The Oberlin Review
<< Front page Arts March 7, 2008

Auditioner's Digest: University of Illinois

I was almost asleep during my first night in Champaign-Urbana, when an avalanche of concerned text messages woke me up. There was a shooting at Northern Illinois University by a student currently enrolled at the University of Illinois at Urbana-Champaign. Hell of a way to start auditioning.

Flying to UI was an adventure because it was the first time I had ever flown on a plane with propellers. Yes, it was noisy and a little bumpy but the trip had such a retro vibe that could not be beaten. UI has its own Institute of Aviation and its own regional airport — a charming, small building in the middle of endless cornfields. If you thought that there was nothing to be seen around Oberlin, go fly over Urbana-Champaign’s surroundings: the vastness of the open spaces reserved for crop culture is mesmerizing!

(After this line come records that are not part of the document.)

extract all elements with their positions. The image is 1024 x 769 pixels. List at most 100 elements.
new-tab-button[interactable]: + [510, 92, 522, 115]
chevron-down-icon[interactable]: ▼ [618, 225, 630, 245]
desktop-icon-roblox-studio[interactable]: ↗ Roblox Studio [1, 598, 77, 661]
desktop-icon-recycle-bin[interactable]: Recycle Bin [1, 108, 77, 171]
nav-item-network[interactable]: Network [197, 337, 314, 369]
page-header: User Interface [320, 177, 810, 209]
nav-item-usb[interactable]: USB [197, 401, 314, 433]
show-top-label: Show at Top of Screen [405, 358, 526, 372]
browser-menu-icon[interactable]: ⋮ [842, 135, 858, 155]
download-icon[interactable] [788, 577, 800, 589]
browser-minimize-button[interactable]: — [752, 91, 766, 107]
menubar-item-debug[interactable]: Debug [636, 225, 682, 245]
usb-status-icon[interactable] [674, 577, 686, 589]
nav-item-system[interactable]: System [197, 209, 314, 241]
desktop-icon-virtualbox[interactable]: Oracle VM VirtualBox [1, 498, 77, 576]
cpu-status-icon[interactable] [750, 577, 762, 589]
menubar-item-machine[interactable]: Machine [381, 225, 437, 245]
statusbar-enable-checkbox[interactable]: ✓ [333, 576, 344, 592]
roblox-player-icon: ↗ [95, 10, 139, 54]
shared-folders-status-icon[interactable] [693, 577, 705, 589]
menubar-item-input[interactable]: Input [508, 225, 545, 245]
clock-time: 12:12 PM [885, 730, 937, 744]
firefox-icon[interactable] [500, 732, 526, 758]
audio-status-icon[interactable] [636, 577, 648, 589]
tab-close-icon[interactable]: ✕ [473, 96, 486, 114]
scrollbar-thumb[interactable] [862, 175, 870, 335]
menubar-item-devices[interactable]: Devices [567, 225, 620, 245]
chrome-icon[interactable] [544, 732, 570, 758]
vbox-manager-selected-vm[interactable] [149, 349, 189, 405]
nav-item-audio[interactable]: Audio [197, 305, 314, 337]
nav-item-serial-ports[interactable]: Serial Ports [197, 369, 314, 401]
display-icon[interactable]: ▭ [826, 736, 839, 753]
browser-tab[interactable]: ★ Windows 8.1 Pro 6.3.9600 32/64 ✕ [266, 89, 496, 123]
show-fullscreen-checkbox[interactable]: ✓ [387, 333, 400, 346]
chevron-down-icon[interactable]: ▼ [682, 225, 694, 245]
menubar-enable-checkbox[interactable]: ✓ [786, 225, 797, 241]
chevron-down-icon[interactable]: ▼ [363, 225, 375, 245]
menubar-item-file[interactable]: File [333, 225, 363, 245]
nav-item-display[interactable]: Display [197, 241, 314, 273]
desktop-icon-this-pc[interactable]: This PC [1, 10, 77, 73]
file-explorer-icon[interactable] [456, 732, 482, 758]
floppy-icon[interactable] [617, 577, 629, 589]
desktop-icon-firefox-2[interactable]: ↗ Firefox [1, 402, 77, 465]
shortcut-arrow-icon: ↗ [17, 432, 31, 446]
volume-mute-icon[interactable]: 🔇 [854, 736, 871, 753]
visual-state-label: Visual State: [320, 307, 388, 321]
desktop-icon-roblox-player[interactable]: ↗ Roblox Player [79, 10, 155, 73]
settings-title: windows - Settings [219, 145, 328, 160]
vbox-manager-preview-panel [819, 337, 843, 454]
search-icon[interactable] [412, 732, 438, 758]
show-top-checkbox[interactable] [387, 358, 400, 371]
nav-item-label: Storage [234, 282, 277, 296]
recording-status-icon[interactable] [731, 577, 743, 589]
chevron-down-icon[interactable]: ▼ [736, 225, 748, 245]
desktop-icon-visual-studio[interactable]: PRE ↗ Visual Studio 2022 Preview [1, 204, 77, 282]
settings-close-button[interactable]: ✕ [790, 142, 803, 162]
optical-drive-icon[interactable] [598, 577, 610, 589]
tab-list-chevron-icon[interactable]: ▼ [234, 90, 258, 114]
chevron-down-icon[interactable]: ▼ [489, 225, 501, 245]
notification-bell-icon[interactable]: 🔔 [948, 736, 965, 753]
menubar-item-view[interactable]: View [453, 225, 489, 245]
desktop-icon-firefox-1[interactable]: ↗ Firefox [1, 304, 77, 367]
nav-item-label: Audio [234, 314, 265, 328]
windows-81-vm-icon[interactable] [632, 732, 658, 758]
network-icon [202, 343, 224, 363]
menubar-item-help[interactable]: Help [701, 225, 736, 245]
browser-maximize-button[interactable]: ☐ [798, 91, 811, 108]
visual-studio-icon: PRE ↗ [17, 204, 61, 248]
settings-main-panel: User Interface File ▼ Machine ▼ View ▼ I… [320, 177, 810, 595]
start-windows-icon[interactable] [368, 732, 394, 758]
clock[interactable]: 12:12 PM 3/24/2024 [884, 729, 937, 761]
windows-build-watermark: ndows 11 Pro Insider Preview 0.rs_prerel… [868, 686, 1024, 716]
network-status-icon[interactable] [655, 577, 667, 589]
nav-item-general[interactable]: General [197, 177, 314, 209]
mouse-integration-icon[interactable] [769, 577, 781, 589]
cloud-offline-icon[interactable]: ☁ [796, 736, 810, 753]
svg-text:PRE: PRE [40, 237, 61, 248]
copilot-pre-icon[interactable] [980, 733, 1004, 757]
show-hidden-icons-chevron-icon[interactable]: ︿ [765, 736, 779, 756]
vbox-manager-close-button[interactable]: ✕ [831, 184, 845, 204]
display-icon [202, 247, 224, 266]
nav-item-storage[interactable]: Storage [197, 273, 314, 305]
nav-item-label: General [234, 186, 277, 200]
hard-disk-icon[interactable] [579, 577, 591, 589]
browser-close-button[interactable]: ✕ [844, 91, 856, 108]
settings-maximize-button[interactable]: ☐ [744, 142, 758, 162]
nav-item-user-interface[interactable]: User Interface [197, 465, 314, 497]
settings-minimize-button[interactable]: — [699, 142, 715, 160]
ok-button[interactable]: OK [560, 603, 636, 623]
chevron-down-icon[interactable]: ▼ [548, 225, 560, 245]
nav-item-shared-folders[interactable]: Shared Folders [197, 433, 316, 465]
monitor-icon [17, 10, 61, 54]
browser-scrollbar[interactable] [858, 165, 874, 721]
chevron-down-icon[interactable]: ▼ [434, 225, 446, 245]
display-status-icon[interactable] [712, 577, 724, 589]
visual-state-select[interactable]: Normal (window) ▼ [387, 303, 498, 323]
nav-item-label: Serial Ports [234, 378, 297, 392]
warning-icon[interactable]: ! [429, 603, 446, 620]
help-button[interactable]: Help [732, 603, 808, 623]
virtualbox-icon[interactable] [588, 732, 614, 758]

When I arrived, I was taken over by the size, the number of students and the busy environment of the campus. Home to more than 30,000 undergraduates, countless academic red-brick buildings and several college downtowns, there was nothing pointing to the fact that outside this beehive there was only popcorn-in-the-making.

The Student Center resembled Wilder, times four. At Kinko’s I repaired my scruffy-looking scores and for lunch, I found a popular Thai place, conveniently located near the School of Music, which was built in the late ’60s-early ’70s. Boasting windowless practice rooms for non-piano majors, offices and classrooms, it breathed out the ’70s like no other place I have ever seen — the wooden walls, the couches in the lounge, the architecture.

The impressive collection of grand pianos is in pretty darn good shape. Access to the instruments is reserved for keyboardists, positioned on the highest floor of Smith Memorial Hall, a 1920s, heavily ornamented, Romantic-esque building with large, ceremonial marble staircases; seashells in the walls and rosettes on the ceilings. Faculty studios and the classic mahogany-tiled concert hall also fit in there. Submerged in such a charming and old-fashioned environment, I felt like a preserver of ancient art, confined to bloom in those specific surroundings. The Illinois meeting of Hogwarts and Harvard?

The hospitable, down-to-earth and widely-renowned faculty was fascinating to meet and comfortable to play for. The audition was a positive experience, supported by the faculty’s interest and involvement with its prospective student body. This seems to be a characteristic that UI professors share, and the Music Education department faculty was also highly praised by their master’s and Doctorate students.

I left windy Urbana-Champaign the next morning, thinking back about the Illinois shooting with a heavy heart. Thinking about life and death and art.